Vejamos não apenas a flor, pois a verdadeira viagem começa muito antes — no escuro, no húmus, no silêncio onde nada parece mover‑se. A semente, pequena como um segredo, inicia ali o seu caminho quântico:
Vibra antes de crescer
Pressente antes de romper,
Conversa com o solo numa linguagem que não ouve, mas sente.
No subterrâneo, ela não avança em linha reta.
Expande-se.
Contrai-se.
Testa a densidade da terra, mede a humidade, escuta o pulso invisível que atravessa tudo.
A sua força não é barulho, é insistência.
Um diálogo íntimo com o impossível.
Cada milímetro conquistado é uma escolha silenciosa.
Cada fissura aberta na escuridão é um ato de fé no que ainda não existe.
A semente empurra o solo como quem empurra o próprio destino.
Não vê a luz, mas sabe que ela está lá.
Não conhece o caminho, mas reconhece a direção.
Nesse esforço mudo — num parto invertido — ela rasga a terra, rompe o limite, atravessa a fronteira entre o que é oculto e o que se revela.

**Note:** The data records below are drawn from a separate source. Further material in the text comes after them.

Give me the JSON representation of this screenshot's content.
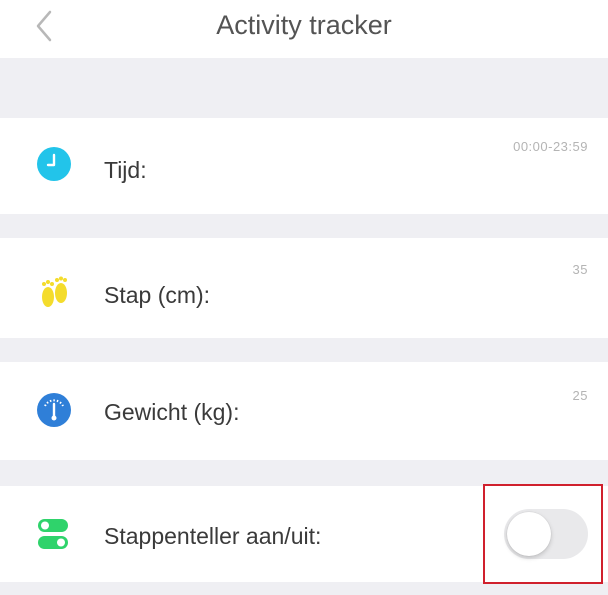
{
  "header": {
    "title": "Activity tracker",
    "back_icon": "chevron-left-icon"
  },
  "settings": [
    {
      "label": "Tijd:",
      "value": "00:00-23:59",
      "icon": "clock-icon",
      "icon_color": "#22c4ea"
    },
    {
      "label": "Stap (cm):",
      "value": "35",
      "icon": "footprints-icon",
      "icon_color": "#f4dc2c"
    },
    {
      "label": "Gewicht (kg):",
      "value": "25",
      "icon": "scale-icon",
      "icon_color": "#2f7fd8"
    },
    {
      "label": "Stappenteller aan/uit:",
      "icon": "toggle-switch-icon",
      "icon_color": "#2fd36b",
      "toggle_on": false
    }
  ],
  "colors": {
    "separator": "#efeff3",
    "highlight": "#d0202d"
  }
}
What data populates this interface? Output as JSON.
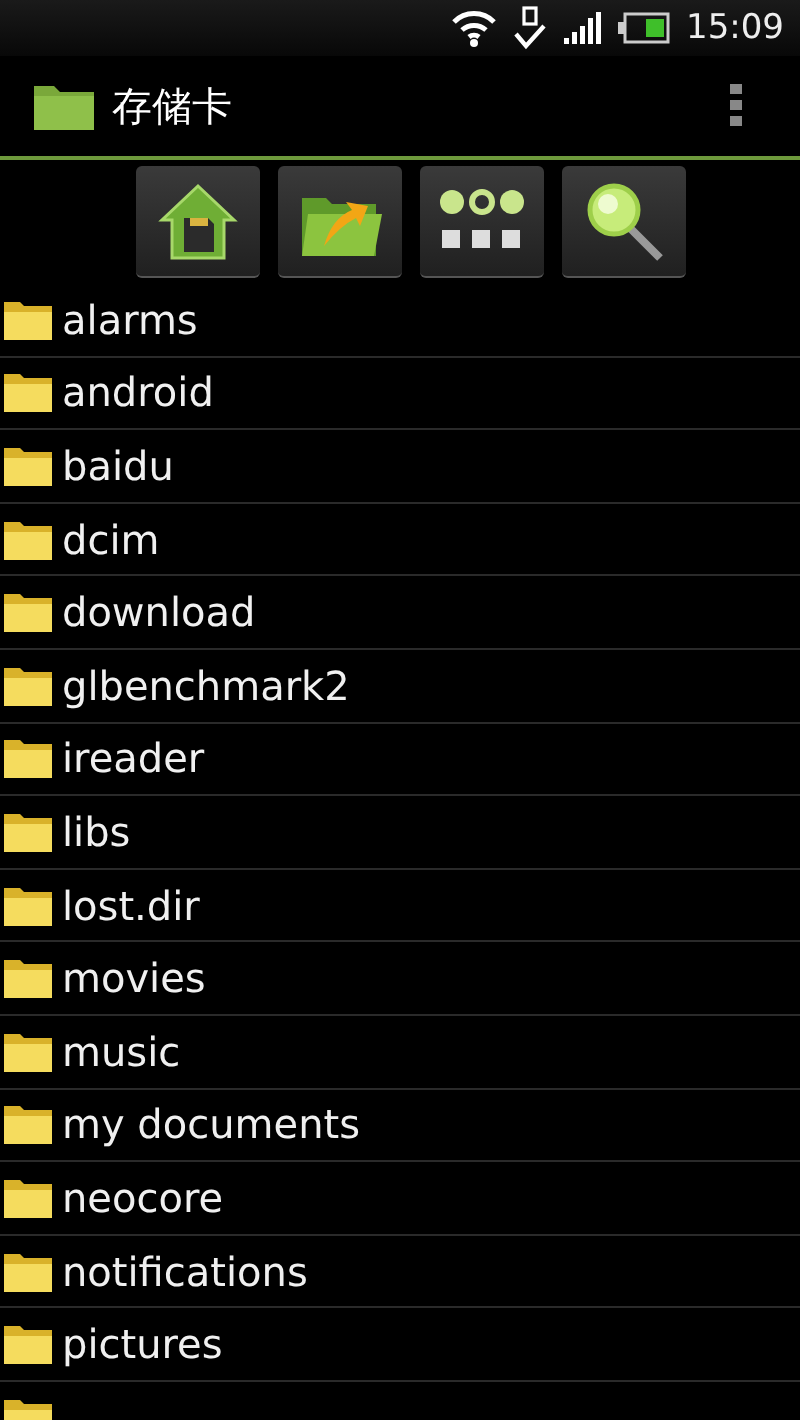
{
  "status_bar": {
    "time": "15:09"
  },
  "title_bar": {
    "title": "存储卡"
  },
  "toolbar": [
    {
      "kind": "home"
    },
    {
      "kind": "up"
    },
    {
      "kind": "select"
    },
    {
      "kind": "search"
    }
  ],
  "files": [
    {
      "name": "alarms"
    },
    {
      "name": "android"
    },
    {
      "name": "baidu"
    },
    {
      "name": "dcim"
    },
    {
      "name": "download"
    },
    {
      "name": "glbenchmark2"
    },
    {
      "name": "ireader"
    },
    {
      "name": "libs"
    },
    {
      "name": "lost.dir"
    },
    {
      "name": "movies"
    },
    {
      "name": "music"
    },
    {
      "name": "my documents"
    },
    {
      "name": "neocore"
    },
    {
      "name": "notifications"
    },
    {
      "name": "pictures"
    }
  ]
}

Quando finalmente emerge, não é apenas um broto. É a prova de que tudo o que cresce passa primeiro por um território invisível. Que a luta mais profunda acontece longe dos olhos. Que a luz só é possível porque houve um tempo de sombra que a preparou.
É na sombra que se prepara a entrada na Luz.
E assim, a semente ensina:
- O que parece imobilidade é trabalho interno.
- O que parece silêncio é transformação.
- O que parece escuridão é apenas o intervalo antes do nascimento.
Porque há caminhos que só se fazem por dentro — até que um dia, inevitavelmente, a luz nos reconhece.